九州大学の松清修一教授と千葉大学の松本洋介准教授は29日、太陽圏の外縁で生成されることが知られている宇宙線の加速課程を調べ、宇宙線の種になる陽子の初期加速課程を世界で初めて明らかにしている。米学術誌「アストロフィジカルジャーナル」に掲載されている。
宇宙線は宇宙誕生の初期から存在し、エネルギー輸送や星の形成、銀河や生命の進化にも影響を与えていると考えられている。宇宙利用のためにはそれから宇宙飛行士や宇宙線を守ることも大切だ。
宇宙線が生成される課程は分かっていない。宇宙プラズマ衝撃波によって作られるモデルが有力視されているが、そのためにはもとになる粒子が衝撃波周辺にたくさん存在している必要がある。だが、そのための条件や種粒子がどう作成されるかは分かっていなかった。
グループは種粒子の生成機構の解明に取り組んだ。太陽外縁に存在する陽子成分「ピックアップイオン」の時間発展する衝撃波構造の挙動をスーパーコンピューターで解析している。

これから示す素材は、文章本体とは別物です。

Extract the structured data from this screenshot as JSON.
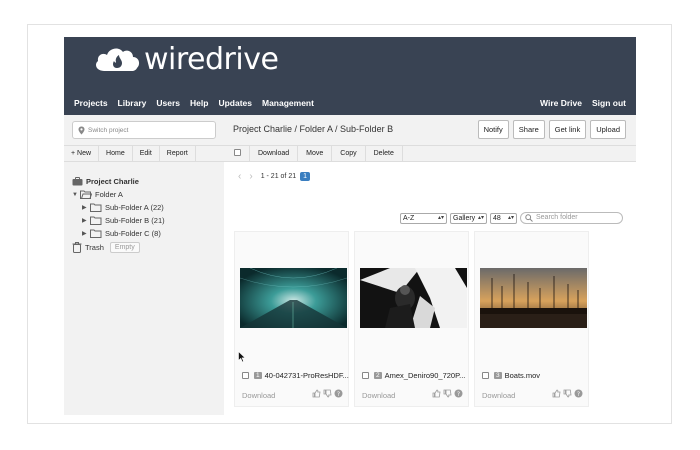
{
  "brand": {
    "name": "wiredrive"
  },
  "nav": {
    "items": [
      "Projects",
      "Library",
      "Users",
      "Help",
      "Updates",
      "Management"
    ],
    "right": [
      "Wire Drive",
      "Sign out"
    ]
  },
  "sidebar": {
    "switch_placeholder": "Switch project",
    "tools": [
      "+ New",
      "Home",
      "Edit",
      "Report"
    ],
    "tree": {
      "project": "Project Charlie",
      "folder": "Folder A",
      "subfolders": [
        "Sub-Folder A (22)",
        "Sub-Folder B (21)",
        "Sub-Folder C (8)"
      ],
      "trash": "Trash",
      "empty": "Empty"
    }
  },
  "main": {
    "breadcrumb": "Project Charlie / Folder A / Sub-Folder B",
    "actions": [
      "Notify",
      "Share",
      "Get link",
      "Upload"
    ],
    "toolbar": [
      "Download",
      "Move",
      "Copy",
      "Delete"
    ],
    "pager": {
      "range": "1 - 21 of 21",
      "page": "1"
    },
    "sort": "A-Z",
    "view": "Gallery",
    "per_page": "48",
    "search_placeholder": "Search folder",
    "cards": [
      {
        "num": "1",
        "name": "40-042731-ProResHDF...",
        "download": "Download",
        "thumb": "tunnel"
      },
      {
        "num": "2",
        "name": "Amex_Deniro90_720P...",
        "download": "Download",
        "thumb": "dancer"
      },
      {
        "num": "3",
        "name": "Boats.mov",
        "download": "Download",
        "thumb": "boats"
      }
    ]
  },
  "colors": {
    "header": "#394353",
    "accent": "#3a7ec0",
    "sidebar": "#f2f2f2"
  }
}
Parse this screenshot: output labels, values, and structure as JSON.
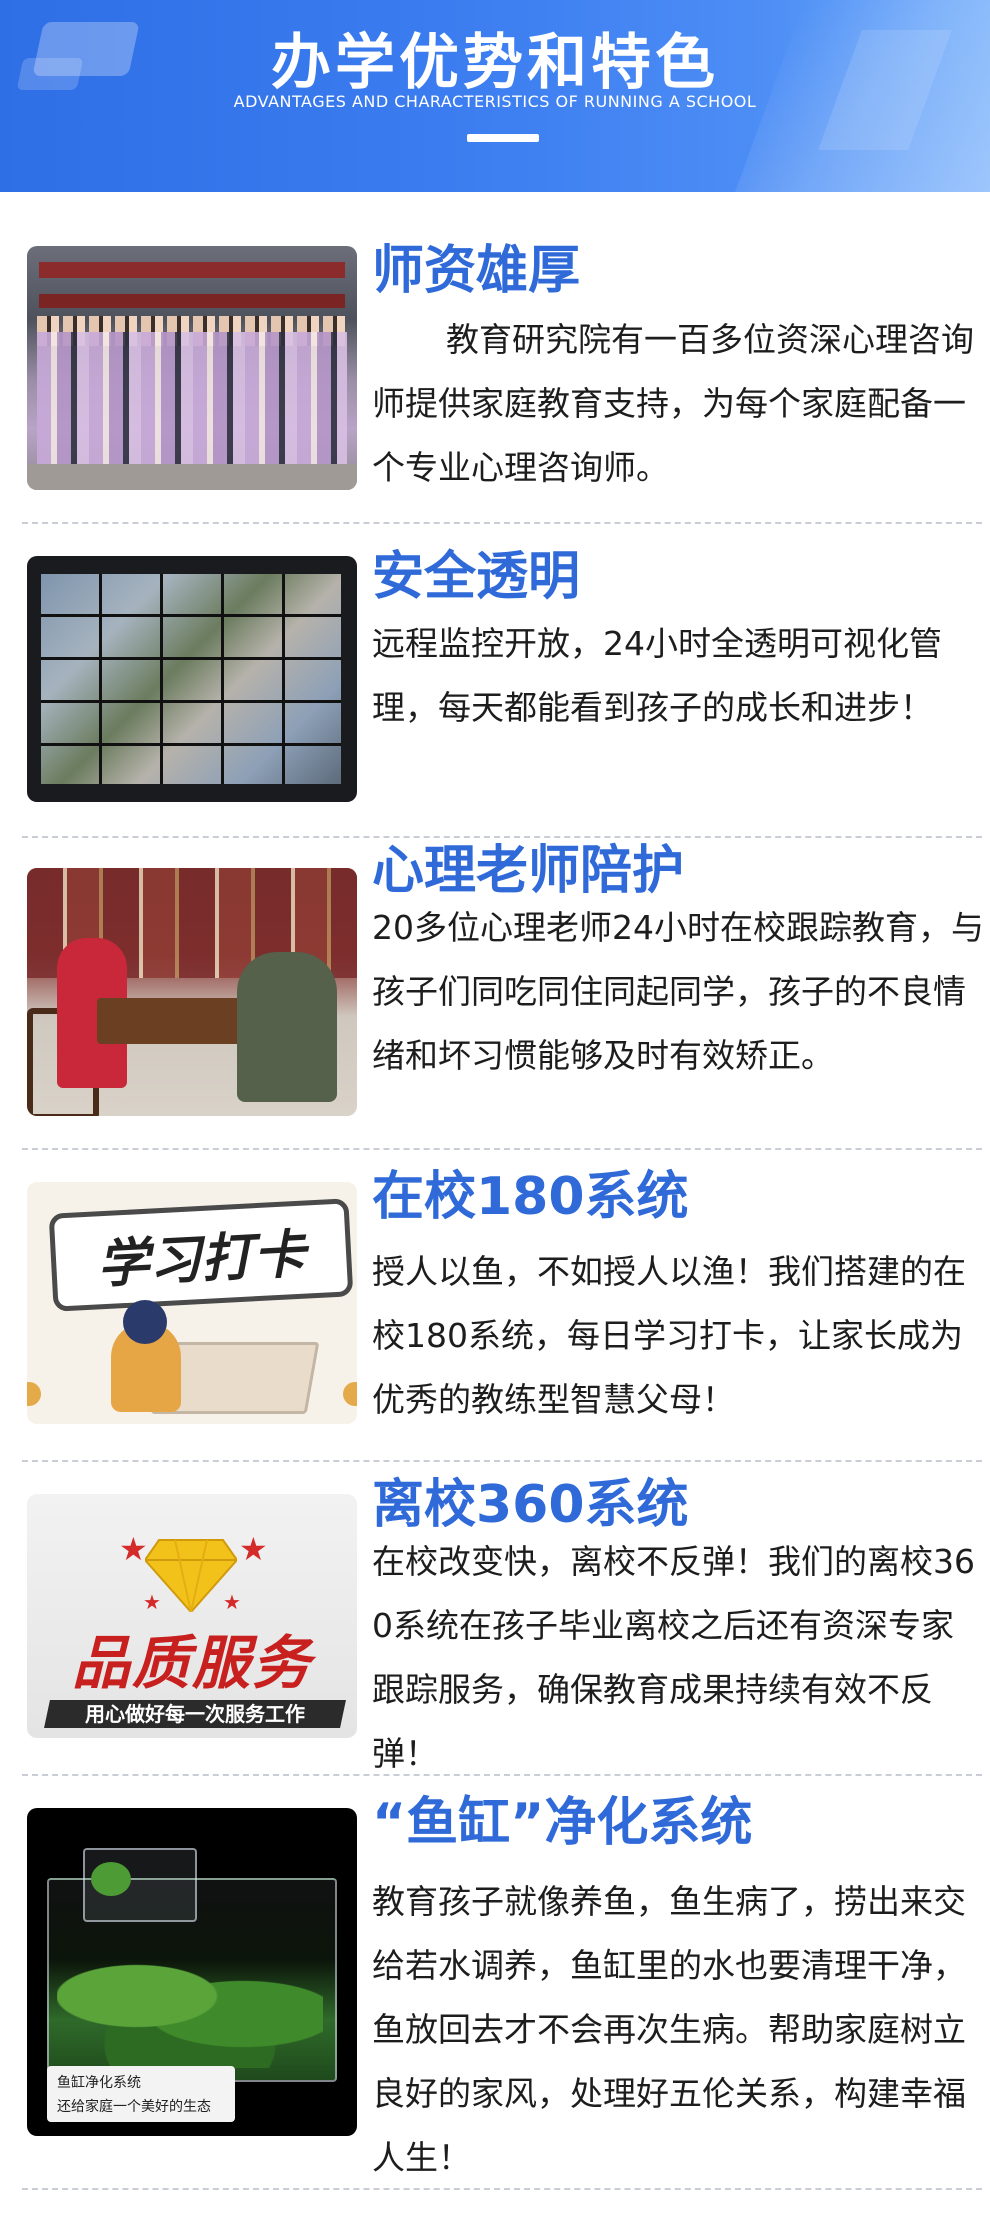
{
  "header": {
    "title": "办学优势和特色",
    "subtitle": "ADVANTAGES AND CHARACTERISTICS OF RUNNING A SCHOOL"
  },
  "features": [
    {
      "title": "师资雄厚",
      "text": "教育研究院有一百多位资深心理咨询师提供家庭教育支持，为每个家庭配备一个专业心理咨询师。",
      "image": "group-photo-teachers"
    },
    {
      "title": "安全透明",
      "text": "远程监控开放，24小时全透明可视化管理，每天都能看到孩子的成长和进步！",
      "image": "surveillance-monitor-wall"
    },
    {
      "title": "心理老师陪护",
      "text": "20多位心理老师24小时在校跟踪教育，与孩子们同吃同住同起同学，孩子的不良情绪和坏习惯能够及时有效矫正。",
      "image": "teacher-student-counseling"
    },
    {
      "title": "在校180系统",
      "text": "授人以鱼，不如授人以渔！我们搭建的在校180系统，每日学习打卡，让家长成为优秀的教练型智慧父母！",
      "image": "study-checkin-illustration",
      "image_text": "学习打卡"
    },
    {
      "title": "离校360系统",
      "text": "在校改变快，离校不反弹！我们的离校360系统在孩子毕业离校之后还有资深专家跟踪服务，确保教育成果持续有效不反弹！",
      "image": "quality-service-sign",
      "image_text": "品质服务",
      "image_caption": "用心做好每一次服务工作"
    },
    {
      "title": "“鱼缸”净化系统",
      "text": "教育孩子就像养鱼，鱼生病了，捞出来交给若水调养，鱼缸里的水也要清理干净，鱼放回去才不会再次生病。帮助家庭树立良好的家风，处理好五伦关系，构建幸福人生！",
      "image": "fish-tank-aquarium",
      "image_label_line1": "鱼缸净化系统",
      "image_label_line2": "还给家庭一个美好的生态"
    }
  ],
  "colors": {
    "header_blue": "#2f6fe6",
    "title_blue": "#2f6ad8",
    "body_text": "#1d1d1d"
  }
}
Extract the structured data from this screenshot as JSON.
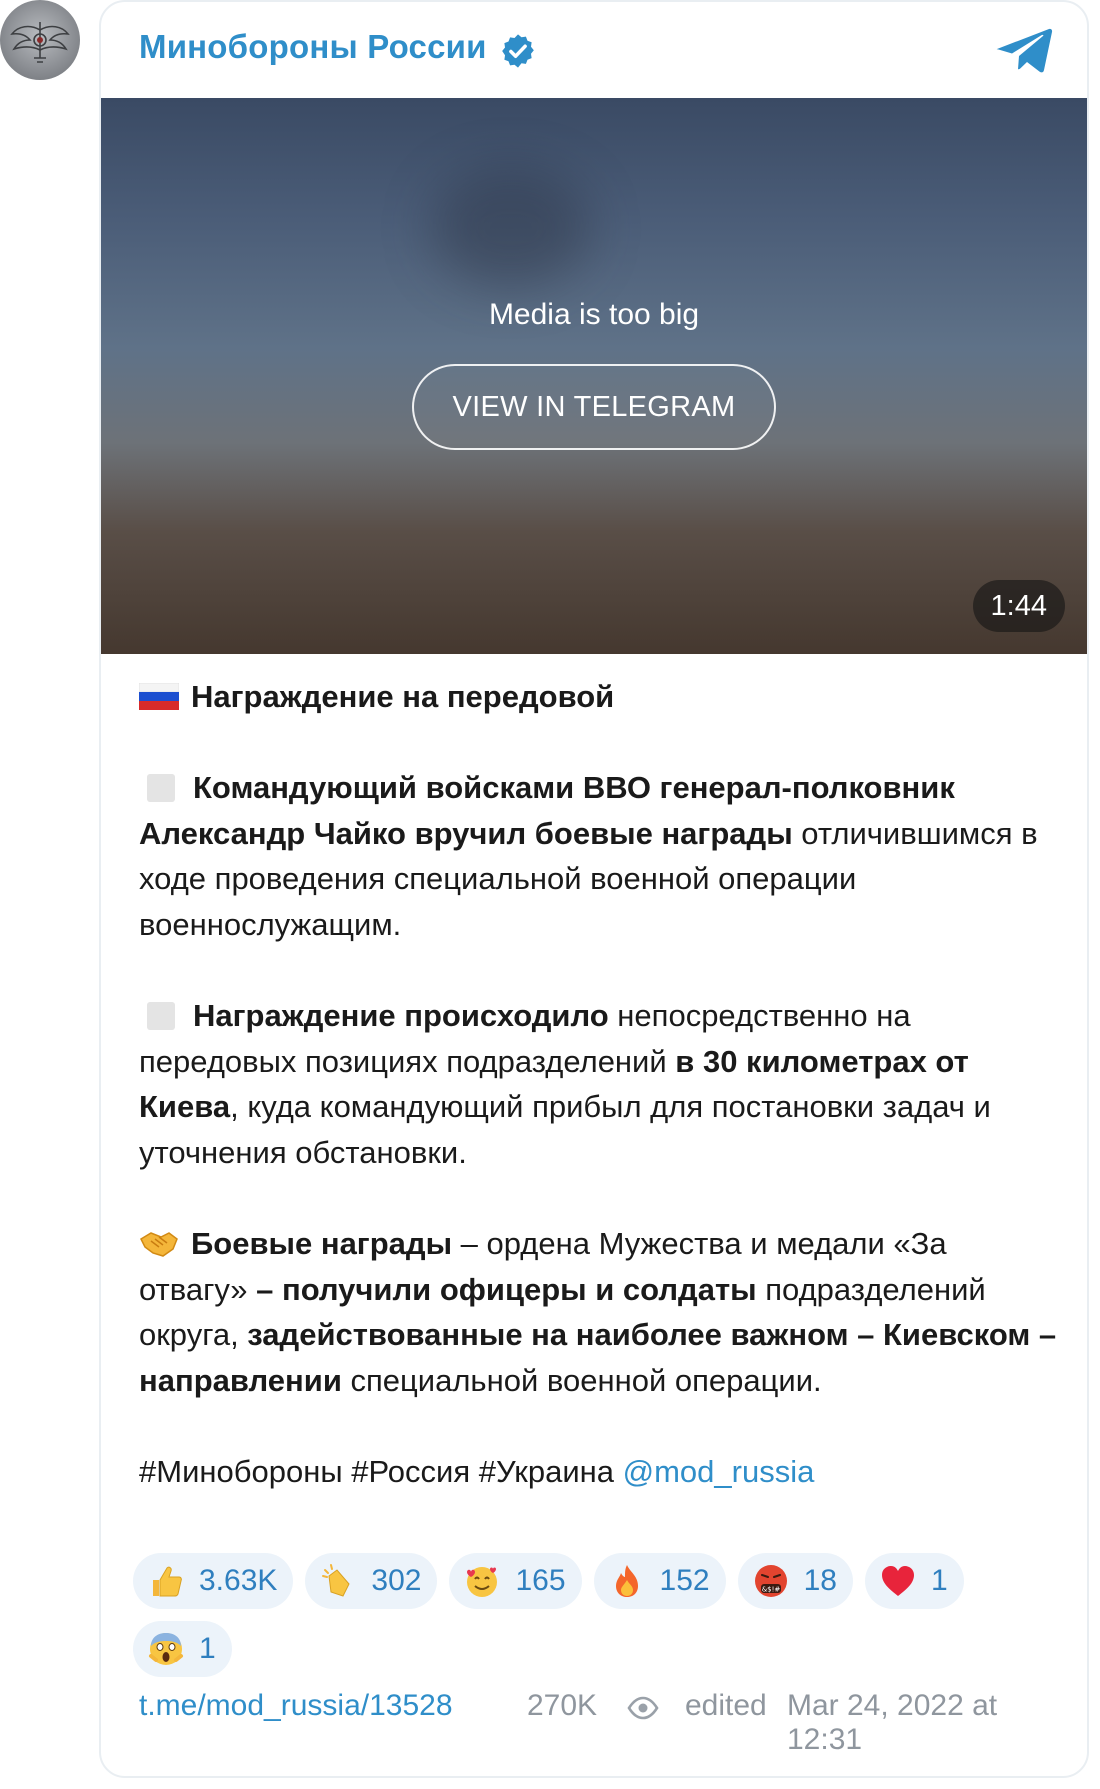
{
  "channel": {
    "name": "Минобороны России",
    "verified": true
  },
  "media": {
    "notice": "Media is too big",
    "view_button": "VIEW IN TELEGRAM",
    "duration": "1:44"
  },
  "post": {
    "title": "Награждение на передовой",
    "p1_bold": "Командующий войсками ВВО генерал-полковник Александр Чайко вручил боевые награды",
    "p1_rest": " отличившимся в ходе проведения специальной военной операции военнослужащим.",
    "p2_bold1": "Награждение происходило",
    "p2_text1": " непосредственно на передовых позициях подразделений ",
    "p2_bold2": "в 30 километрах от Киева",
    "p2_text2": ", куда командующий прибыл для постановки задач и уточнения обстановки.",
    "p3_bold1": "Боевые награды",
    "p3_text1": " – ордена Мужества и медали «За отвагу» ",
    "p3_bold2": "– получили офицеры и солдаты",
    "p3_text2": " подразделений округа, ",
    "p3_bold3": "задействованные на наиболее важном – Киевском – направлении",
    "p3_text3": " специальной военной операции.",
    "hashtags": "#Минобороны #Россия #Украина ",
    "mention": "@mod_russia"
  },
  "reactions": [
    {
      "emoji": "thumbs-up",
      "count": "3.63K"
    },
    {
      "emoji": "clapping-hands",
      "count": "302"
    },
    {
      "emoji": "smiling-face-with-hearts",
      "count": "165"
    },
    {
      "emoji": "fire",
      "count": "152"
    },
    {
      "emoji": "face-with-symbols-on-mouth",
      "count": "18"
    },
    {
      "emoji": "red-heart",
      "count": "1"
    },
    {
      "emoji": "face-screaming-in-fear",
      "count": "1"
    }
  ],
  "footer": {
    "link": "t.me/mod_russia/13528",
    "views": "270K",
    "edited": "edited",
    "date": "Mar 24, 2022 at 12:31"
  },
  "colors": {
    "accent": "#2f8ec9",
    "reaction_bg": "#ecf3fa",
    "meta_gray": "#8f969e"
  }
}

その結果、衝撃波面に対して磁力線が斜めに向くこと、衝撃波上流で励起される大振幅電磁波が一部のピックアップイオンを効率的に加速すること、加速の初期段階でピックアップイオンがサーフィン加速と呼ばれる特徴的な動きを示すことなどを明らかにしている。
2025年にアメリカ航空宇宙局(NASA)が探査機の打ち上げでは、種粒子の観測が行われる。グループは「粒子の全天マップが得られれば、広い太陽圏のどこで種粒子が作られているかの情報が得られ、衝撃波における宇宙線加速の理解が格段に進む」としている。